By Agencies
Cambodia could reap even greater benefits from trade facilitation
measures in the Greater Mekong Subregion (GMS) by removing high
logistics costs, delays and other barriers that hamper the country's
connectivity and competitiveness, according to a new Asian Development
Bank (ADB) book released here on Thursday.
"Cambodia's exporters
are well-positioned within the GMS to grow and expand," said Peter
Brimble, senior country economist and author of one of the book
chapters. "Policy adjustments can help reduce cost and transport times,
making Cambodian exporters more competitive and enhancing their
credibility."
Inefficiencies in export and import processes and
export constraints in Cambodia cause significant delays and additional
costs, which make the country less competitive in regional and global
markets, according to the book entitled "Trade and Trade Facilitation in
the Greater Mekong Subregion," which used the Southern Economic
Corridor as a case study.
Transport costs in Cambodia are $9 per
ton per 100 km from Bangkok to Phnom Penh and $13 per ton per 100 km
from Phnom Penh to Ho Chi Minh City, compared with $6 in Thailand and $7
in Vietnam, the book said, adding that logistics costs for the
Cambodian section, at $19 to $20 per ton per 100 km, are almost double
those for the Thai and Vietnamese sections.
It said that
Cambodia's exports grew by 13.5 percent yearly and its imports by 12.3
percent. But the share of Cambodia and Laos in the total trade of the
GMS countries, excluding China, remains small. Thailand accounted for
68.8 percent of the total exports of GMS 5 countries in 2009, Vietnam
25.6 percent, Cambodia 2.2 percent, Laos 0.6 percent, and the rest came
from Myanmar.
The book prioritizes three policy measures to
address logistics challenges, including increasing the availability of
information about agreements, laws, rules, and regulations; minimizing
checkpoints along the corridor; and expediting the issuance of
certificates of origin, which presently take 5-7 days for the Cambodian
sector but are issued almost immediately in Thailand.
At the
sector level, the book looked at garments, rice and wood exporters,
conducting interviews with 120 small and medium enterprises and 39
export companies.
Cambodian firms reported a lack of reliable
energy supply, shortages of labor with sector-specific skills, financing
constraints, and government regulations that slow down their ability to
import inputs and also hamper their ability to export more.
Cambodian
garment exports accounted for about 82 percent of all Cambodian
exports. However, without a stable electricity and water supply,
manufacturers say they aren't able to produce high quality fabrics that
would allow them to move up the value chain, whilst food exporters face
shortages of investment capital, industry- specific infrastructure, and
international familiarity with Cambodian products.

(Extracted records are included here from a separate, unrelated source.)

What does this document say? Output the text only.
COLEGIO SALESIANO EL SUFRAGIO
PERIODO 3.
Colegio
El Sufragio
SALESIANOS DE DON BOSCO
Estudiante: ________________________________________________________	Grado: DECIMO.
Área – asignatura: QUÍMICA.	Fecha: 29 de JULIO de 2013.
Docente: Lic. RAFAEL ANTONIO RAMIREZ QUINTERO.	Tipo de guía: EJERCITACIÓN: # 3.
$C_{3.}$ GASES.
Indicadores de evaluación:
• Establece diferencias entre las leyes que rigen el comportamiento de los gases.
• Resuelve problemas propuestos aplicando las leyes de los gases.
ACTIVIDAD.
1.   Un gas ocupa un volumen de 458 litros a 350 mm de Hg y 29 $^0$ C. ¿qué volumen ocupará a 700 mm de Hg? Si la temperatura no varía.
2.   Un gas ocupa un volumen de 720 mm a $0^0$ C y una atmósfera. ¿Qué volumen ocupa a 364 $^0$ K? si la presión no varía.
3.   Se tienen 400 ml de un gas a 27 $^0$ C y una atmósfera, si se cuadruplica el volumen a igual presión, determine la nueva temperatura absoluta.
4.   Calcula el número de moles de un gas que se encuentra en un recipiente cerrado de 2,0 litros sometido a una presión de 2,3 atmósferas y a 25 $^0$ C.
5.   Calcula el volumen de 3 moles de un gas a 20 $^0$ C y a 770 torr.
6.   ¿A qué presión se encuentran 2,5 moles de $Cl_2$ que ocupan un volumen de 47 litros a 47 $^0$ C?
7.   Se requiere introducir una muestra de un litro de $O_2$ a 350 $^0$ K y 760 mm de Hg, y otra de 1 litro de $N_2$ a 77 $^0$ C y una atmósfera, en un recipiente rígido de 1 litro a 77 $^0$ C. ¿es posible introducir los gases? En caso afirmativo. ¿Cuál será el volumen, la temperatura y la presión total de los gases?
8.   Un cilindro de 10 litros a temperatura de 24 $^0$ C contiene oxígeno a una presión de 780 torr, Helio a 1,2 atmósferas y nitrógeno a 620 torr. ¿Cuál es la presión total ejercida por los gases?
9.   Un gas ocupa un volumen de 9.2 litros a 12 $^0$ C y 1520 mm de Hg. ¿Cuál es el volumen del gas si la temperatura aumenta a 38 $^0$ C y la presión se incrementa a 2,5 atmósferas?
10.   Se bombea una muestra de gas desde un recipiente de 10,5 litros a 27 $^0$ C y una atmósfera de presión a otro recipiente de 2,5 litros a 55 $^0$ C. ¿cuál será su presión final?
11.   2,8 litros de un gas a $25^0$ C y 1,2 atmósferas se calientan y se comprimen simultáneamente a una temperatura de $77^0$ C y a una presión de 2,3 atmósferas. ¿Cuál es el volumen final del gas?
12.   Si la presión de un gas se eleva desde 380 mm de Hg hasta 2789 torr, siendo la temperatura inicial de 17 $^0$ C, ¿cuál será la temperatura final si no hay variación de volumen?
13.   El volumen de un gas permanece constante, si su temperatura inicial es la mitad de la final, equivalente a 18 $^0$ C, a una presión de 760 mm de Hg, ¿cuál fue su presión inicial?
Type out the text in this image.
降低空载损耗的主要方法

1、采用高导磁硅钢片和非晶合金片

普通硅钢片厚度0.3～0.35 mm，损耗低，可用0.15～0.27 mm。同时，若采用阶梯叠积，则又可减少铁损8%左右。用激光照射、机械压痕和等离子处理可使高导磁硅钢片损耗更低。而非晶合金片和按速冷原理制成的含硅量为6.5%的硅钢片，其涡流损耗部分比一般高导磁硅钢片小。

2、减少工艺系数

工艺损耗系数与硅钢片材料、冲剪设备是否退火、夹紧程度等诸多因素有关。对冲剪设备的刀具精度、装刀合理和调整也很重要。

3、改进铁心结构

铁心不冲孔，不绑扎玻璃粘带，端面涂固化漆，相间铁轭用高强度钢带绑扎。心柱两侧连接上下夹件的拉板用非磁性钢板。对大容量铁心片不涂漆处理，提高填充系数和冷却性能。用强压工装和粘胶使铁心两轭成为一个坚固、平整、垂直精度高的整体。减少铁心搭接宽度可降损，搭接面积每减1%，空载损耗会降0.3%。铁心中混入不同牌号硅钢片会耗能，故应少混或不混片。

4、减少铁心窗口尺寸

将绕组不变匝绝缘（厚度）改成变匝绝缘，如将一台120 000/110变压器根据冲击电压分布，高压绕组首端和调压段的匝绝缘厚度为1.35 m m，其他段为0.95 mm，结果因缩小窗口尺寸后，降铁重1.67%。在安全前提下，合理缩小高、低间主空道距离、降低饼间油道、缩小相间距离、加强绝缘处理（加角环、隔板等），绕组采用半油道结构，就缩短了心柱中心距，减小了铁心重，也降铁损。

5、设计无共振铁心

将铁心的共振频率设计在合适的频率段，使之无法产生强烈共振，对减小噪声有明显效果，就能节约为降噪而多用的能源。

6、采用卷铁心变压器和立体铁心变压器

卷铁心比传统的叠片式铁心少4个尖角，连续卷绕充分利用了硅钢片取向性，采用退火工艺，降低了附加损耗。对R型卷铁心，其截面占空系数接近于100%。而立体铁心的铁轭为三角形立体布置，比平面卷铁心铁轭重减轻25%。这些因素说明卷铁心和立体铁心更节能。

"These constraints not only hold back exports, but also affect foreign direct investment," the book noted.
To
ease the constraints and improve the process of exporting and
importing, the book recommended implementing e-clearance; reducing
processing time for certificates of origin; improving access to capital;
improving water supply by tapping onto additional supply sources;
simplifying documentation processes; increasing access to information
about export requirements, processes, times and costs; and building the
pool of skilled labor.
The Greater Mekong Subregion (GMS)
comprises Cambodia, Laos, Myanmar, Thailand, Vietnam, and Yunnan
Province and Guangxi Zhuang Autonomous Region in China.